Farmers livelihoods are not a political stunt

Why is stopping theft a stunt?

Once again MLA Peter Crisp shows just how clearly he is out of touch. The Royal Commission called by the South Australian Government into damning allegations of water theft is reduced by Crisp, as reported in the Sunraysia Daily November 27, to a mere stunt. 

Why is it a stunt to stop the rorting of our rivers, and to oppose the absurdly costly $500m Broken Hill pipeline that’s designed to disguise the disaster that is the destruction of the Darling River? The South Australian Royal Commission into the implementation of the Murray-Darling Basin Plan provides a full-blooded investigation to the problems on the river and is long overdue.

As so many people know, there is a disturbing list of allegations that have emerged over the past six months. These allegations came to light thanks to the hard work of farmers, community members, environment groups and the media, while national and state regulators and most importantly our representatives, Nationals MP Andrew Broad and Crisp have been notably absent. Former Deputy Prime Minister Joyce laughed off “the theft” in Shepparton. He laughed off theft involving millions if not billions of taxpayer dollars. Some joke, especially as he’s the Deputy Prime Minister of this land.

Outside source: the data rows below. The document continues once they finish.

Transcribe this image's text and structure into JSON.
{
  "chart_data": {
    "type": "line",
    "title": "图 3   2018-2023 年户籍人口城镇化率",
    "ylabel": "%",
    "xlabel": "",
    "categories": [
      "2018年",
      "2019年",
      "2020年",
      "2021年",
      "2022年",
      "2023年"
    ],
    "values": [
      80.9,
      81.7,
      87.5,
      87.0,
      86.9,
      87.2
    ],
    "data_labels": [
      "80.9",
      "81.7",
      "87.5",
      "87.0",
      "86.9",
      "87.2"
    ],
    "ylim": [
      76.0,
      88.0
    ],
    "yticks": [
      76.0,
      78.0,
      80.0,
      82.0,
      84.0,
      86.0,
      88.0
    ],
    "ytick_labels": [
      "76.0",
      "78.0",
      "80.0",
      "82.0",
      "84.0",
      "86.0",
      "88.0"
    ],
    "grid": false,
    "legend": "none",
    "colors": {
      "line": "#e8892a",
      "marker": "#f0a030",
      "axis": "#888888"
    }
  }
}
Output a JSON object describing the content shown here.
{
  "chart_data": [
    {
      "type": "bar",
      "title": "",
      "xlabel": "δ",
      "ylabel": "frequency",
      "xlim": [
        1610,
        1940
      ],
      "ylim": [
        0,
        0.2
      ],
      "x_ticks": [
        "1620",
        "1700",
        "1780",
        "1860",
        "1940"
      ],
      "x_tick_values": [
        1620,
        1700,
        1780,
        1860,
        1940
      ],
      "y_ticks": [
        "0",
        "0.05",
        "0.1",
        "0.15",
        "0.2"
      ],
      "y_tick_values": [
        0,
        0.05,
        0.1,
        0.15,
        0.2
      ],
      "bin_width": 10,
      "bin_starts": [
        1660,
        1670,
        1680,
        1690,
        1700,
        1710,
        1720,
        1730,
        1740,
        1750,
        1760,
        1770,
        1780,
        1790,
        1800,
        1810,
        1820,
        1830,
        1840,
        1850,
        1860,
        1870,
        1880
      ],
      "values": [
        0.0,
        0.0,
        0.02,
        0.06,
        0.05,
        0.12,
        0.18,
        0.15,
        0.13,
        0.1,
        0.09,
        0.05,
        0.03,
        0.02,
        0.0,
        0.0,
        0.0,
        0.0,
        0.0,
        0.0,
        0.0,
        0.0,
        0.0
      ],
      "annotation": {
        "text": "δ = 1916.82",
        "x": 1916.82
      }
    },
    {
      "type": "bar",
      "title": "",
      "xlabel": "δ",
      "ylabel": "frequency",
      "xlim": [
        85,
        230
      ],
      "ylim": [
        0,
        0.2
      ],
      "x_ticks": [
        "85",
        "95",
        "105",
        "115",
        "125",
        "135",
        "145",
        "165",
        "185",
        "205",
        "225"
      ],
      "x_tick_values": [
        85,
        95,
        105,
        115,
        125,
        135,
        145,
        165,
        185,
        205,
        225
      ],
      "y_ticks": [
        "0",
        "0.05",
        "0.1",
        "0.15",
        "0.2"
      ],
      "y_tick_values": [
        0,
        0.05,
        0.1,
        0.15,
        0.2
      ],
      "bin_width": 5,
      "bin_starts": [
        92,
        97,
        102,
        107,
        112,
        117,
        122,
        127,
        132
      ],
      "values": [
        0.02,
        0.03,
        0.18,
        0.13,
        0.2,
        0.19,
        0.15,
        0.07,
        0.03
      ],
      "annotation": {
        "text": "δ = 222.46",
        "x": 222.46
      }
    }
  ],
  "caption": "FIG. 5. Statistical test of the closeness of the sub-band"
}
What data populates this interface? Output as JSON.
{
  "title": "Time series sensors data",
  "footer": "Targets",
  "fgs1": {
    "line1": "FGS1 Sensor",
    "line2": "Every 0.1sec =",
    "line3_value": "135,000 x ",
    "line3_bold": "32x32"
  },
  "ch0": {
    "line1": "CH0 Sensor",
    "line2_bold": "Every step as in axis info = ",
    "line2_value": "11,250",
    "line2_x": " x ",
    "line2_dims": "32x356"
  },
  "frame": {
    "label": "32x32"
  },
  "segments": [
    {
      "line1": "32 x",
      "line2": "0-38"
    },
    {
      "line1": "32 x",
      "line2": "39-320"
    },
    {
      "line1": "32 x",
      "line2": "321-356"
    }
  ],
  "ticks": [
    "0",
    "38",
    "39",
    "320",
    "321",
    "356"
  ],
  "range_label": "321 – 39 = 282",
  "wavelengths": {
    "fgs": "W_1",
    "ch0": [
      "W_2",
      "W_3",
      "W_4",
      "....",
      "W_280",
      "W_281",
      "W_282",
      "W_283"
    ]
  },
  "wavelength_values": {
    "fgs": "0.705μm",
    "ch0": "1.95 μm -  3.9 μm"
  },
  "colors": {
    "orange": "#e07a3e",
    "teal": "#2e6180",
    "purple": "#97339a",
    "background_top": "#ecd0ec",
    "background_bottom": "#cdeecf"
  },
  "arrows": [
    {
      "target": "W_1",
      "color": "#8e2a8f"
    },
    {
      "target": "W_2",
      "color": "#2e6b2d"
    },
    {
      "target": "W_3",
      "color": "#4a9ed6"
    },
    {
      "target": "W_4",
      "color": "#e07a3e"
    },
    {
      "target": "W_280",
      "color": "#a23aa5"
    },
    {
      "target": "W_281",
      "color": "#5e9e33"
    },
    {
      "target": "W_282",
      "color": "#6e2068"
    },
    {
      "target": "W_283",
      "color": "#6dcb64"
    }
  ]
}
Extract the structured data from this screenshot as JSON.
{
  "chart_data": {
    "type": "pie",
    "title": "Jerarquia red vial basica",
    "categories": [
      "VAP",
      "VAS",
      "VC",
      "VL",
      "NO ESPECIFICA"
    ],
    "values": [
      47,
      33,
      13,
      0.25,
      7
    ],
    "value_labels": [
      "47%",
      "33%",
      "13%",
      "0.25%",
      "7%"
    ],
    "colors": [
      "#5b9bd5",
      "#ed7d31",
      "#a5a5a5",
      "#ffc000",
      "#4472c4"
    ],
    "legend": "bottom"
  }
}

Understanding what is going wrong with how governments and authorities are managing rivers, and why rogue vested interests are being allowed to undermine the health of our rivers, against the needs of community irrigators, and our general wellbeing and success, is essential. It is not a stunt, and what a shame that these are the only words we’ve heard from our National Party member.

What is disappointing is that it has been left to a State Government to convene such an inquiry and it begs the question of Mr Crisp and Mr Broad, why avoid public scrutiny?